Ivory rushed up behind him, snapped his neck before so much as a breath could leave him, and whipped him into an alley. She peeked around the corner just as Rachel was taking a final, nervous glance around, her cloak clasped tightly over her trembling body.
Three mornings later, Ivory rested near an embankment a short way into the forest where a stream whispered between the trees. She stared beyond blades of grass, seeded with red poppies that yielded beneath the breeze, waiting for Rachel to take leave from her home. The early morning sun glowed between the oaks with a sweet-tempered light, and shadows fell with an almost kindness to cool Ivory’s skin. Even dawn felt hotter to her than it would to a human, but at least the sun’s rays no longer burned her flesh.
She plucked a spider crawling across the fruit of a gooseberry plant to feed to a nearby praying mantis but dropped it when Rachel stepped outside. Ivory trailed her to the market, where Rachel perused the courtyard as she picked nuts off a muffin top. Not at all on accident, Ivory bumped into her and sent a loaf of bread tumbling from Rachel’s basket to the ground.
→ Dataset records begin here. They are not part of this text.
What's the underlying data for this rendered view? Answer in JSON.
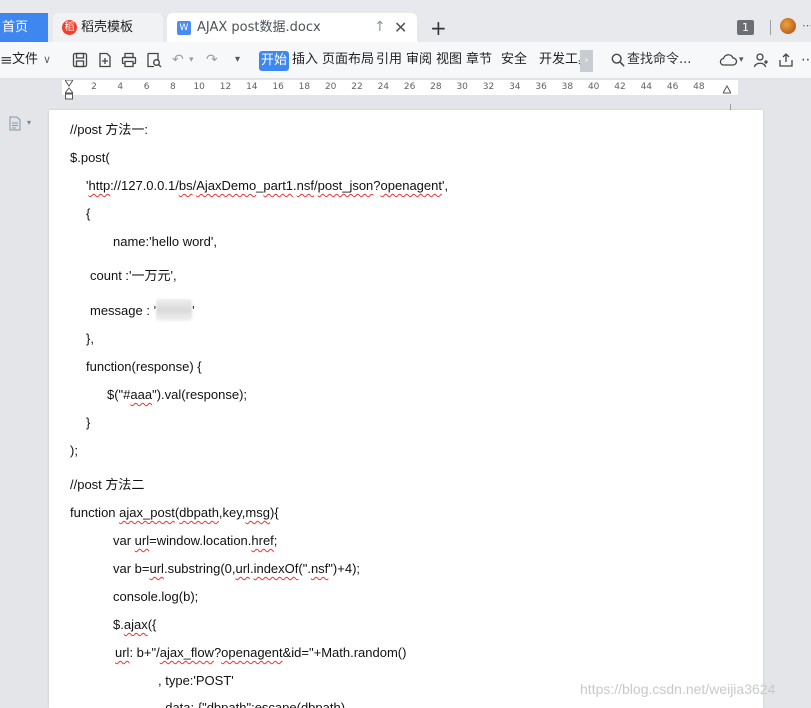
{
  "tabs": {
    "home": "首页",
    "template": "稻壳模板",
    "document": "AJAX post数据.docx",
    "up_arrow": "↑",
    "close": "✕",
    "add": "+",
    "window_count": "1",
    "more": "⋯"
  },
  "ribbon": {
    "menu_glyph": "≡",
    "file": "文件",
    "file_chevron": "∨",
    "undo_chevron": "▾",
    "redo_glyph": "↷",
    "undo_glyph": "↶",
    "more_chevron": "▾",
    "items": [
      "开始",
      "插入",
      "页面布局",
      "引用",
      "审阅",
      "视图",
      "章节",
      "安全",
      "开发工具"
    ],
    "scroll": "›",
    "search": "查找命令...",
    "icons": [
      "save-icon",
      "export-pdf-icon",
      "print-icon",
      "print-preview-icon",
      "undo-icon",
      "redo-icon",
      "search-icon",
      "cloud-icon",
      "share-user-icon",
      "share-icon",
      "more-icon"
    ]
  },
  "ruler": {
    "ticks": [
      "2",
      "4",
      "6",
      "8",
      "10",
      "12",
      "14",
      "16",
      "18",
      "20",
      "22",
      "24",
      "26",
      "28",
      "30",
      "32",
      "34",
      "36",
      "38",
      "40",
      "42",
      "44",
      "46",
      "48"
    ]
  },
  "document": {
    "lines": {
      "l1": "//post 方法一:",
      "l2": "$.post(",
      "l3a": "'",
      "l3b": "http",
      "l3c": "://127.0.0.1/",
      "l3d": "bs",
      "l3e": "/",
      "l3f": "AjaxDemo",
      "l3g": "_",
      "l3h": "part1",
      "l3i": ".",
      "l3j": "nsf",
      "l3k": "/",
      "l3l": "post_json",
      "l3m": "?",
      "l3n": "openagent",
      "l3o": "',",
      "l4": "{",
      "l5": "name:'hello word',",
      "l6": "count :'一万元',",
      "l7a": "message : '",
      "l7b": "'",
      "l8": "},",
      "l9": "function(response) {",
      "l10a": "$(\"#",
      "l10b": "aaa",
      "l10c": "\").val(response);",
      "l11": "}",
      "l12": ");",
      "l13": "//post 方法二",
      "l14a": "function ",
      "l14b": "ajax_post",
      "l14c": "(",
      "l14d": "dbpath",
      "l14e": ",key,",
      "l14f": "msg",
      "l14g": "){",
      "l15a": "var ",
      "l15b": "url",
      "l15c": "=window.location.",
      "l15d": "href",
      "l15e": ";",
      "l16a": "var b=",
      "l16b": "url",
      "l16c": ".substring(0,",
      "l16d": "url",
      "l16e": ".",
      "l16f": "indexOf",
      "l16g": "(\".",
      "l16h": "nsf",
      "l16i": "\")+4);",
      "l17": "console.log(b);",
      "l18a": "$.",
      "l18b": "ajax",
      "l18c": "({",
      "l19a": "url",
      "l19b": ": b+\"/",
      "l19c": "ajax_flow",
      "l19d": "?",
      "l19e": "openagent",
      "l19f": "&id=\"+Math.random()",
      "l20": ", type:'POST'",
      "l21": ", data: {\"dbpath\":escape(dbpath)"
    }
  },
  "watermark": "https://blog.csdn.net/weijia3624"
}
“How clumsy of me,” Ivory said. “Please, allow me to buy you a fresh loaf.”
Rachel’s eyes narrowed ever so slightly. Finally, she said, “If you’re certain it won’t be any inconvenience?”
Ivory, with sallow skin and trapped in the frame of a young woman from the 17th century, must have looked as though she couldn’t afford to replace Rachel’s bread.
She smiled. “My pleasure, Miss. Wait here.”